After years of efforts, a number of rejections and strong debates, Turkey’s first undergraduate-level Kurdish language and literature department is welcoming students for its first class today in the southeastern province Mardin’s Artuklu University.
The beginning of the first undergraduate-level Kurdish program, which many consider a positive development, comes at a time of recent tension over discussions on Turkey’s new constitution, which are about to commence between the ruling and oppositional parties, including the Peace and Democracy Party (BDP), which is primarily focused on the Kurdish issue.
While tension among the delegates is expected to rise especially on the first three articles, which discuss “the characteristics of the Republic,” an academic move to officially integrate Kurdish culture into Turkey’s education system is already regarded as a sign of development.
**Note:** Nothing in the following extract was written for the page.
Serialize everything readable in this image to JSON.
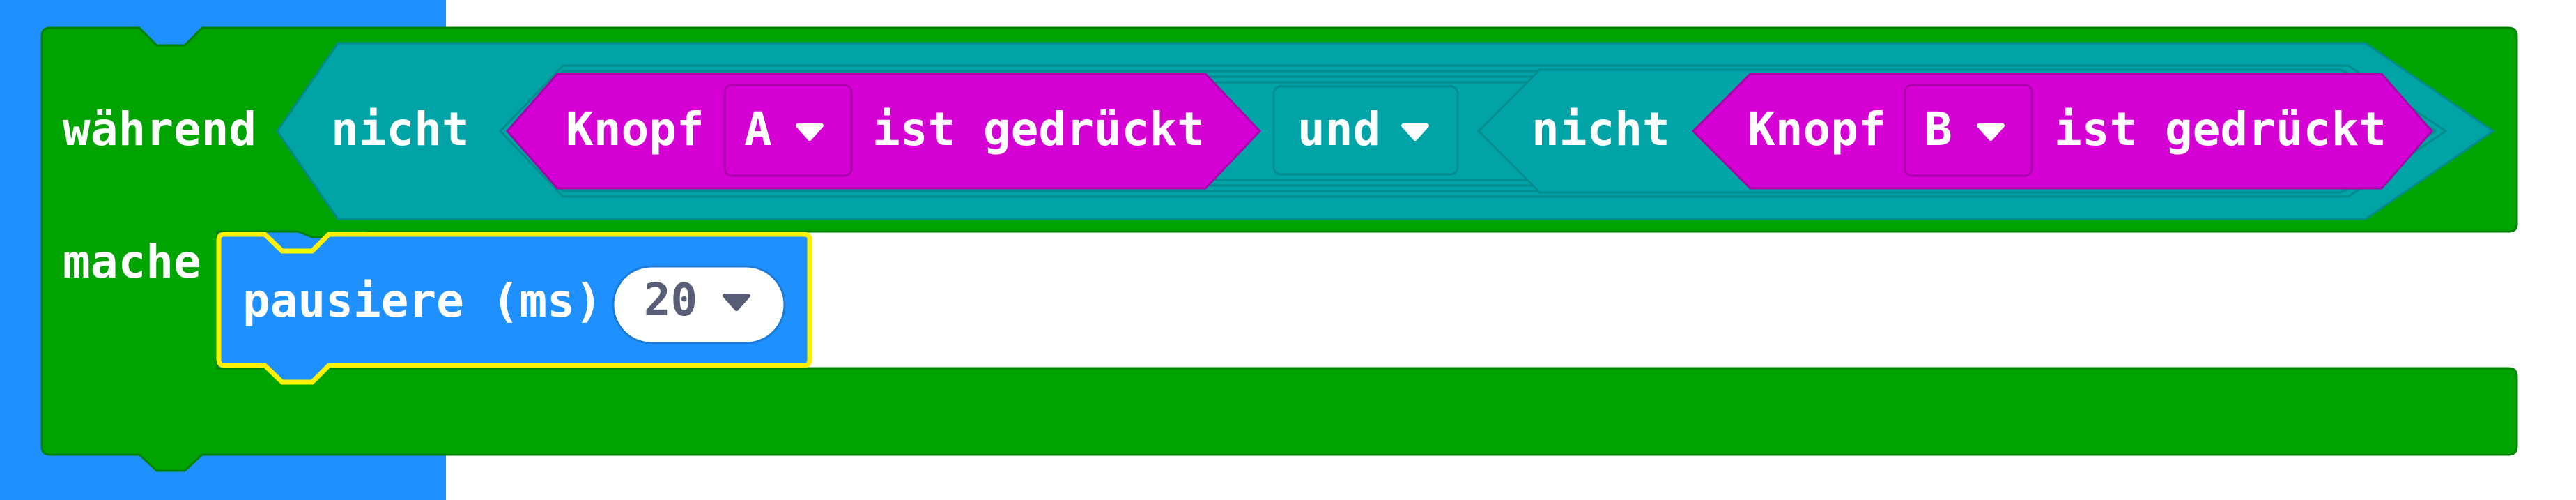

“When we established the School of Eastern Languages, I had planned to set up a Kurdish Language and Literature Department and kept re-applying to YÖK [Higher Education Board]. This city is the center of upper Mesopotamia, and Kurdish [culture] is a major part of this,” Artuklu University Rector Serdar Bedii Omay said.
Twenty-one students have enrolled in the four-year undergraduate program, which was established at the School of Eastern Languages and Literatures.
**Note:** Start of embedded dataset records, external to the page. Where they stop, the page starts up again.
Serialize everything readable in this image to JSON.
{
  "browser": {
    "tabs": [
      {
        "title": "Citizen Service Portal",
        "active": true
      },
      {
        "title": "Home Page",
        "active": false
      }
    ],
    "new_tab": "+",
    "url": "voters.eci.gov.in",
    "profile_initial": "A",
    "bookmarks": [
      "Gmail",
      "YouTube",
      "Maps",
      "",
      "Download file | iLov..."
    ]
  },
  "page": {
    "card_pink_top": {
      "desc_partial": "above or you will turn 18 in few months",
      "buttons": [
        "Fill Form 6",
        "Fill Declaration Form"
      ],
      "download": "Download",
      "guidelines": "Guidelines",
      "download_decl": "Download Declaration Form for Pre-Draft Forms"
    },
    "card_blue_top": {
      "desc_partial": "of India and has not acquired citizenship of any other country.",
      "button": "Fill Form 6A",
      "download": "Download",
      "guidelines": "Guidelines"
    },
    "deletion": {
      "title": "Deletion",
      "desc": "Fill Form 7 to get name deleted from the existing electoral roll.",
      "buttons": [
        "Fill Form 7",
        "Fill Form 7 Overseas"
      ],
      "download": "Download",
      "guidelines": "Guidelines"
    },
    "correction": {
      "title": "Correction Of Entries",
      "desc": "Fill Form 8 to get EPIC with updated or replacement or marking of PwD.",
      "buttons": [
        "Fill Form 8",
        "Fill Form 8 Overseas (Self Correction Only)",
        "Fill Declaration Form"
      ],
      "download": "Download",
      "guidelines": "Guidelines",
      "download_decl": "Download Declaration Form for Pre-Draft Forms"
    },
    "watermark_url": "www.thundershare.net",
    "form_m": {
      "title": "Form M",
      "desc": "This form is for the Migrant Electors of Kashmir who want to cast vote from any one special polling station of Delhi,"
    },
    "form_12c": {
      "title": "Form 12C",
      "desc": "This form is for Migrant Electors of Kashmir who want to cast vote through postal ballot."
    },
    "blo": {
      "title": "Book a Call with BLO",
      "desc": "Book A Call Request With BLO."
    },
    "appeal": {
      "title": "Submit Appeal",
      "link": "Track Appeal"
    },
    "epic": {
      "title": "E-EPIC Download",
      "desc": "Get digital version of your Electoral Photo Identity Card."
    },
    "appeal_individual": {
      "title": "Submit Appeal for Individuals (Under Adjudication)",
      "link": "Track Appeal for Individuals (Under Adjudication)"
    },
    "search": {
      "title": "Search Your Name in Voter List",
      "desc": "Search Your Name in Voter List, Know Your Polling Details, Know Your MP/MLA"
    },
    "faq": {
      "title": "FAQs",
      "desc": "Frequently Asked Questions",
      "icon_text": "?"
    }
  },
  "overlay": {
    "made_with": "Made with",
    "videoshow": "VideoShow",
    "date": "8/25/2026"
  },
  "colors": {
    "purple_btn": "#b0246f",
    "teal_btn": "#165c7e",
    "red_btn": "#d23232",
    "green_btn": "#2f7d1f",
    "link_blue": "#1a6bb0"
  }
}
As the academic season starts, department head Professor Kadri Yıldırım said there had been a considerable number of applications from students who have shown interest in the program. Many of them, however, are concerned about what will happen once they graduate.
“Students who have applied to the program are all keen on studying Kurdish, yet they have questions on how they will find employment opportunities,” Yıldırım said.
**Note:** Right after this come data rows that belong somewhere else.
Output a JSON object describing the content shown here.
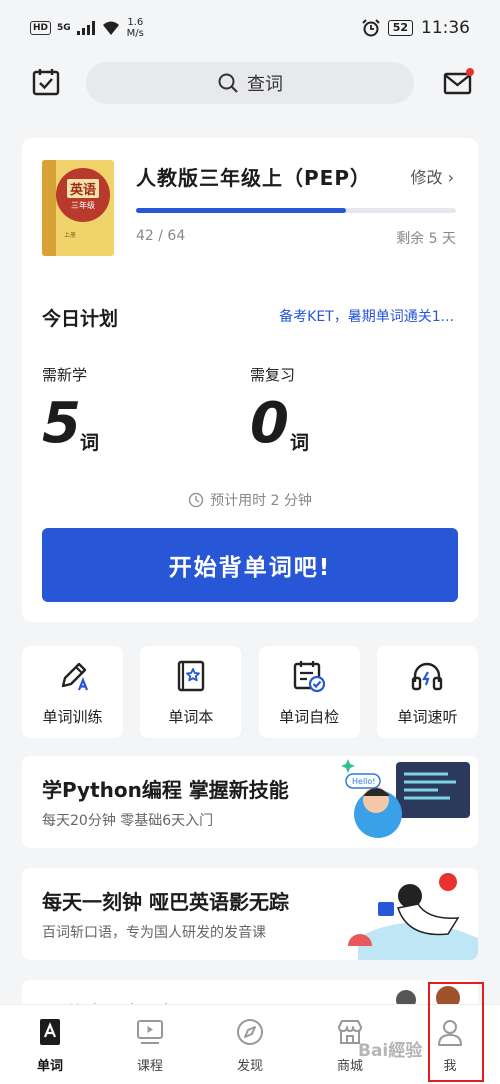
{
  "status_bar": {
    "hd": "HD",
    "net": "5G",
    "speed_top": "1.6",
    "speed_bottom": "M/s",
    "battery": "52",
    "time": "11:36"
  },
  "header": {
    "search_label": "查词",
    "left_icon": "calendar-check-icon",
    "right_icon": "mail-icon"
  },
  "book": {
    "cover_title": "英语",
    "cover_grade": "三年级",
    "cover_vol": "上册",
    "title": "人教版三年级上（PEP）",
    "edit_label": "修改 ›",
    "progress_count": "42 / 64",
    "progress_fraction": 0.656,
    "remain": "剩余 5 天"
  },
  "plan": {
    "title": "今日计划",
    "link": "备考KET，暑期单词通关1...",
    "new_label": "需新学",
    "new_count": "5",
    "review_label": "需复习",
    "review_count": "0",
    "unit": "词",
    "estimate": "预计用时 2 分钟",
    "start_button": "开始背单词吧!"
  },
  "tiles": [
    {
      "label": "单词训练",
      "icon": "pencil-icon"
    },
    {
      "label": "单词本",
      "icon": "notebook-star-icon"
    },
    {
      "label": "单词自检",
      "icon": "calendar-check-icon"
    },
    {
      "label": "单词速听",
      "icon": "headphones-icon"
    }
  ],
  "promos": [
    {
      "title": "学Python编程 掌握新技能",
      "subtitle": "每天20分钟 零基础6天入门",
      "art_text": "Hello!"
    },
    {
      "title": "每天一刻钟 哑巴英语影无踪",
      "subtitle": "百词斩口语，专为国人研发的发音课"
    },
    {
      "title": "听说读写全面提升",
      "subtitle": ""
    }
  ],
  "nav": [
    {
      "label": "单词",
      "icon": "word-book-icon",
      "active": true
    },
    {
      "label": "课程",
      "icon": "video-course-icon"
    },
    {
      "label": "发现",
      "icon": "compass-icon"
    },
    {
      "label": "商城",
      "icon": "shop-icon"
    },
    {
      "label": "我",
      "icon": "person-icon"
    }
  ],
  "watermark": "Bai經验",
  "colors": {
    "accent": "#2757d6",
    "highlight": "#e02020"
  }
}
Yıldırım said the students would likely be able to get jobs with the university as it offers Kurdish as an elective class to all students.
“There will not be any problems in employing the first-year graduates, and I also think that as other universities start opening Kurdish-language classes and once Kurdish is used in the primary education system, this department will become more popular,” Yıldırım added.
Indeed, several other universities in the eastern region of Turkey such as Hakkari, Muş, Tunceli and Bingöl have also started offering Kurdish-language classes in recent years. Istanbul’s Bilgi University has offered a Kurdish course since 2009 as well.
Classes such as this one are part of a wider debate in Turkey – a country in which the Constitution decrees that only Turkish is permitted as a language for primary education. But members of other ethnic groups, especially Kurds, have been increasingly challenging this law, demanding that their native tongues also become a language of instruction.
Artuklu University founded the first Kurdish department offering post-graduate work in 2009 as part of the Living Languages Institute.
Lack of textbooks
In the first year of Kurdish education, students will take a grammar course, a Kurdish folk literature, history of the Kurdish language and a course on Kurdish poetry. Four of the five faculty members in the program will teach the Kurmanji dialect, which is the most widely spoken Kurdish dialect in Turkey; one professor will teach Zazaki.
Still, Yıldırım said the department lacked the necessary textbooks for the classes. “We are preparing our own books. We finished the grammar and folklore books, and for others we will go through our class notes,” he said.